Sales is about conversation. Chatbots bring this age-old element of commerce to the online world. Multilingual chatbots make on-demand information accessible to a company’s global customers, creating value in marketing as well as customer support.
Gartner forecasts that 25% of customer support and services will be integrated with virtual assistants by 2020. While no figures are available on how multilingual the bot population is, some locations are more inclined to use chatbots than others. European consumers are more receptive to chatbots than those in the US: 50% of French consumers hold a positive opinion on bots as opposed to only 32% of Americans.
Currently, chatbots are mostly used in the leading languages of global ecommerce: English, FIGS (French, Italian, German, and Spanish), Portuguese, Arabic, Russian, Chinese, and Dutch. They have also made steady inroads into long-tail languages from India and Africa to support the regions’ emerging e-commerce industry.
Not all chatbots are born equal. While some are purely menu- or button-based and pose the least challenge, localization-wise, chatbots that are keyword- and context-based aim to provide a more fulfilling user experience. Hence, the latter need to have better language skills.
Menu/button-based chatbots are pre-loaded with canned responses. They are good enough in short conversations, but have limited capability to respond to questions with more variables or long-tail questions.
Keyword-based chatbots essentially dip into a knowledge base to respond to queries from the user after they “listen” to specific keywords that users type in. They make use of previously translated data from the knowledge base. However, when queries become more nuanced or similar keywords are used, keyword-based virtual assistants can get confused.
Smarter Does Not Mean Easier
Chatbots that remember, try to understand meaning, and then respond appropriately need to have better language skills than their humbler peers. People believe that anything they talk to must necessarily have human-like capabilities in language, thus, expectations can be high.

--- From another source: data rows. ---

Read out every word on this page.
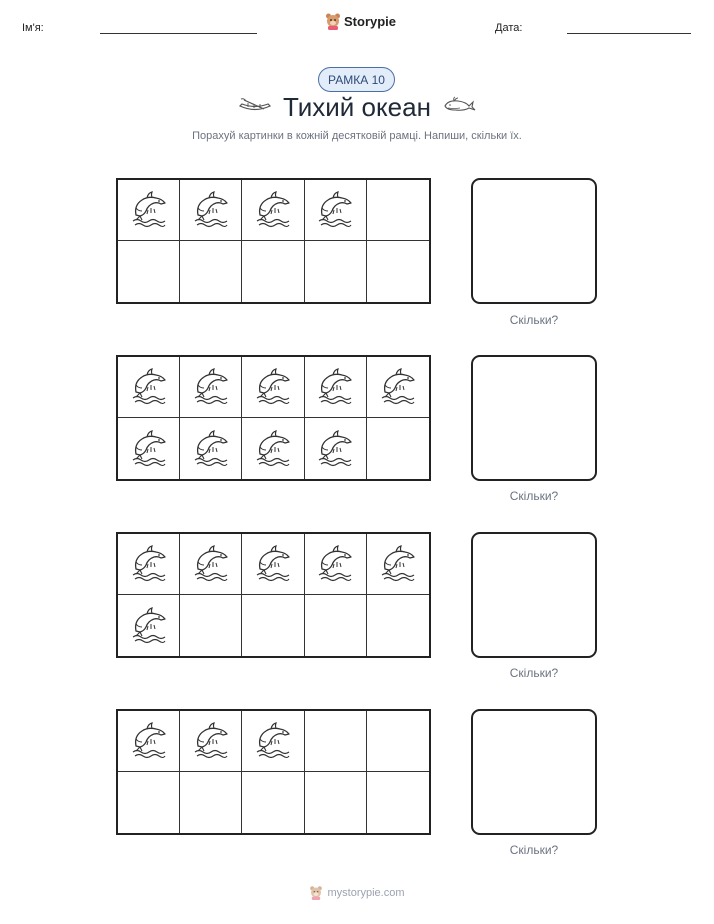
Ім'я:	Storypie	Дата:
РАМКА 10
Тихий океан
Порахуй картинки в кожній десятковій рамці. Напиши, скільки їх.
Скільки?
Скільки?
Скільки?
Скільки?
mystorypie.com
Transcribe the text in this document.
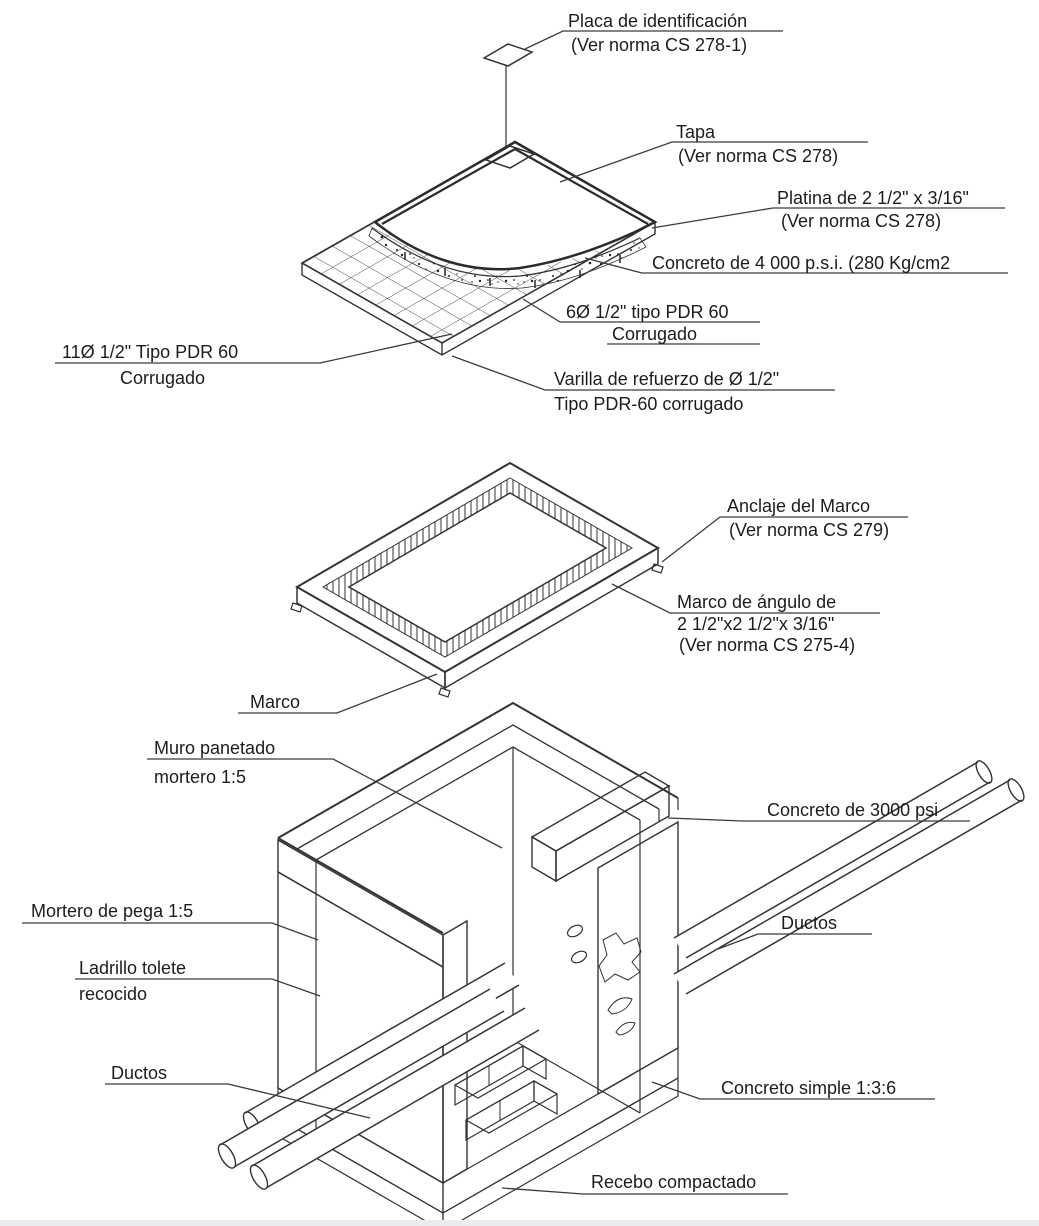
Placa de identificación
(Ver norma CS 278-1)
Tapa
(Ver norma CS 278)
Platina de 2 1/2" x 3/16"
(Ver norma CS 278)
Concreto de 4 000 p.s.i. (280 Kg/cm2
6Ø 1/2" tipo PDR 60
Corrugado
11Ø 1/2" Tipo PDR 60
Corrugado	Varilla de refuerzo de Ø 1/2"
Tipo PDR-60 corrugado
Anclaje del Marco
(Ver norma CS 279)
Marco de ángulo de
2 1/2"x2 1/2"x 3/16"
(Ver norma CS 275-4)
Marco
Muro panetado
mortero 1:5
Concreto de 3000 psi
Mortero de pega 1:5
Ladrillo tolete
recocido
Ductos
Ductos
Concreto simple 1:3:6
Recebo compactado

There are also the challenges brought on by people using multiple languages in the same chat or transliterating into another language. For example, in India, it would be common to have users typing out Hindi queries in English. In Africa, people may mix English and Swahili in Kenya or French and Arabic in Algeria.

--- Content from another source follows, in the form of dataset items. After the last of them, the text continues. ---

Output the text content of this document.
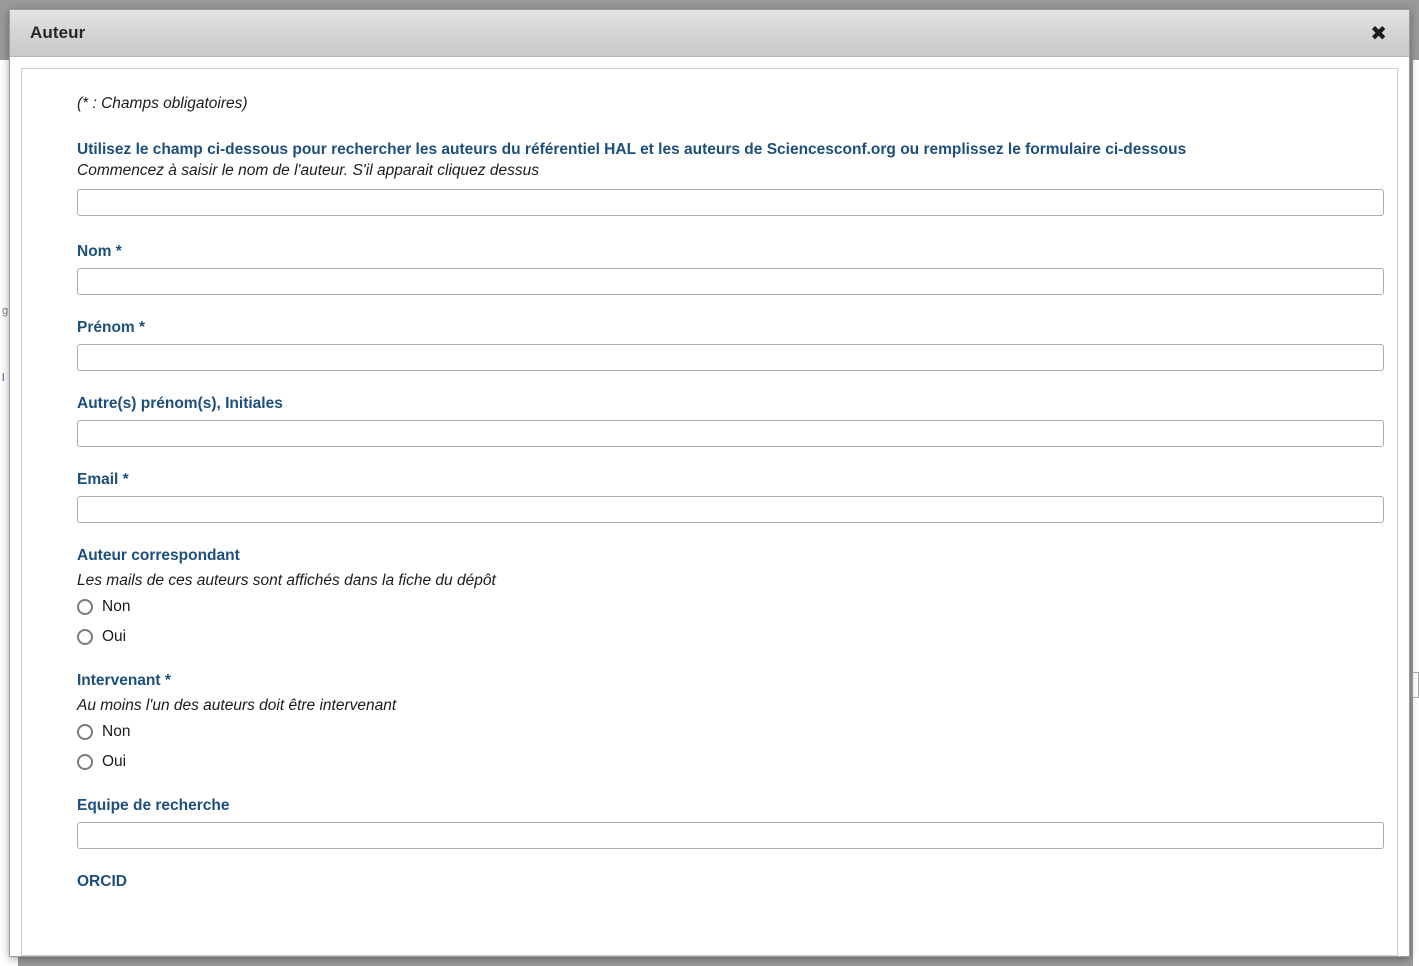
g
l
Auteur	✖

(* : Champs obligatoires)

Utilisez le champ ci-dessous pour rechercher les auteurs du référentiel HAL et les auteurs de Sciencesconf.org ou remplissez le formulaire ci-dessous

Commencez à saisir le nom de l'auteur. S'il apparait cliquez dessus

Nom *

Prénom *

Autre(s) prénom(s), Initiales

Email *

Auteur correspondant

Les mails de ces auteurs sont affichés dans la fiche du dépôt

Non
Oui

Intervenant *

Au moins l'un des auteurs doit être intervenant

Non
Oui

Equipe de recherche

ORCID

Plugging into a machine translation API can go some way by virtue of keyword detection, but may not be ready to work with live customers at scale. Even when the likes of Facebook have bots that could easily detect language given all the information in the user’s profile, it is still not enough for a fluent user experience.
Conversational user interfaces (or CUIs) — which is essentially what a chatbot is — need to be supported by systems powered by natural language processing and machine learning. Language designers (a new job description) are required to aid this learning, manage terminology, and adapt the script to new locales.
Designing virtual assistants to conduct a human-like conversation is a tall order and requires a different set of skills than those supplied by developers; it needs the creativity of poets. And when the chatbot goes international, it is required to be similarly steered through various languages by transcreators, who combine the expertise of copywriters and translators. Additionally, domain-specific fine-tuning would require collaboration with subject matter experts.
The technology is still relatively new and chatbots may currently be best suited to filling in the gap before the handoff to human agents. Even at this stage, chatbots are expected to bring in cost savings of USD 11bn in the retail, banking, and healthcare sectors.
However, with advances in artificial intelligence, human-machine interactions are expected to become more commonplace, not just more efficient. And longer conversations may develop. Humans and machines are currently working on that.